アフターコロナの家にはどんな便利機能より土間・軒・縁側が欲しい
コロナ禍をきっかけに住宅のあり方が変わり始めています。長時間通勤を前提とした郊外居住ー都心勤務モデルの限界は以前から言われていましたが、2010年代以降主流な傾向と思われていた都心居住ー都心勤務モデルがコロナの影響で細り、首都圏から近隣県への転出がメジャーな現象になりました。
2010年代以降のコンパクトシティ化の流れが一気に逆流した形です。
一年前には誰も予想しなかった郊外居住ー遠隔勤務モデルが出現しました。さらに遠隔もやめて居住地の近くで仕事を始める人も現れています。
家で仕事、家で作業、家から会議…はもはや普通のことになりました。テレワークのための環境整備にはいくつかのポイントがあります。作業デスクだけでなく会議の時に生活感が溢れないよう背景に工夫が必要だったり、生活音やテレビの音が入らないように気を使ったり。
そうなるとゴロゴロするようなスペースからちょっと離れて仕事できる場所が欲しくなります。
さらに家で過ごす時間が長くなるのに伴い、趣味のスペースを拡張したり、いっそのこと家に事務所機能を持たせたり、小さいお店や教室を開いたりする人も増えてきました。
仕事から帰って寝るだけの閉じた箱だった住宅が、一気に多様な場所になってきたと感じます。
それに伴い、家に「土間」が欲しいという要望が確実に増えています。
実はこのような現象が起こる前から広い土間が欲しいという要望が目立つようになっていました。

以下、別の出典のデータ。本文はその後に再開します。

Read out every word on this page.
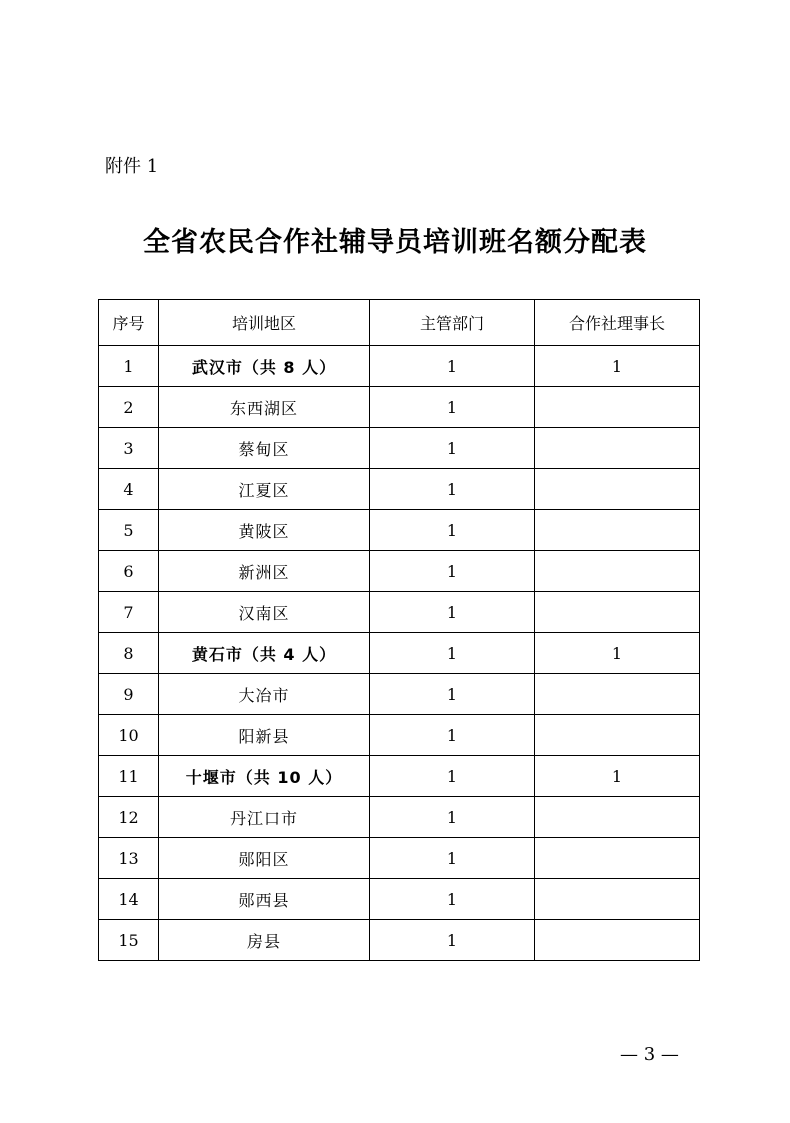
附件 1
全省农民合作社辅导员培训班名额分配表
序号	培训地区	主管部门	合作社理事长
1	武汉市（共 8 人）	1	1
2	东西湖区	1	
3	蔡甸区	1	
4	江夏区	1	
5	黄陂区	1	
6	新洲区	1	
7	汉南区	1	
8	黄石市（共 4 人）	1	1
9	大冶市	1	
10	阳新县	1	
11	十堰市（共 10 人）	1	1
12	丹江口市	1	
13	郧阳区	1	
14	郧西县	1	
15	房县	1	
— 3 —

少し前までは単純に玄関の土足スペースを広げたい、庭とつなげたい、という程度だった土間の利用法が、ここ最近は
・子どもが遊べる
・友人に気軽に立ち寄ってもらうオープンリビング
・教室にして教室でない時間帯はリビングとつなげて使う
・キャンプ用品を気兼ねなく広げる
・趣味の自転車や木工のスペース
・観葉植物を育てていてゆくゆくは土間部分をお店にする計画
etc…
一気に使い方が多様になり、一口に土間といっても内容は千差万別になっています。
しかしなるほど、使い方を見ると確かに「予備室」ではなく土間が欲しい。
土間の役割は個室では代えられないのです。
生活空間の延長でもあり外部空間の延長でもあるような、そんな場所=中間領域が家に必要とされはじめている、と思います。
そこで、土間と合わせて提案するのが、広めの軒下と縁側です。
土間=内部空間だが外部的な使い方ができる場所
軒下=外部空間だが内部的な使い方ができる場所
縁側=生活空間と土間をつないだり、土間と軒下をつないだりする「つなぎ」のためのしつらえ
(一般的には外に張り出した床ですが、ここでは必ずしも外とは限りません。)
どれも40年前位までの日本の家屋にはごく普通にあったものです。生活空間と外部をつなぐ中間領域が昔の家屋には備わっていました。
中間領域をつくる三要素を住宅の基本として捉え直したものが「土間・軒・縁側の基本住居」です。
1970年代以降、大家族が解体され核家族化がほぼ行き渡ると共に過密化した住宅事情。それと並行して寝る場所兼家財道具置き場という形でシングルタスク化してきた住居そのもの。
時代の流れの中で住宅における中間領域は必要とされなくなったかに見えましたが、ここへ来て再度、住宅が多様な/複数のアクティビティの拠点として生まれ変わろうとしていると感じます。
とはいえ、限られた面積に目一杯住まざるを得ない住宅事情は変わらない。
「基本住居」は、今の限られた住環境の中でも、こうした中間領域を重ね合わせでうまく形成していく試みです。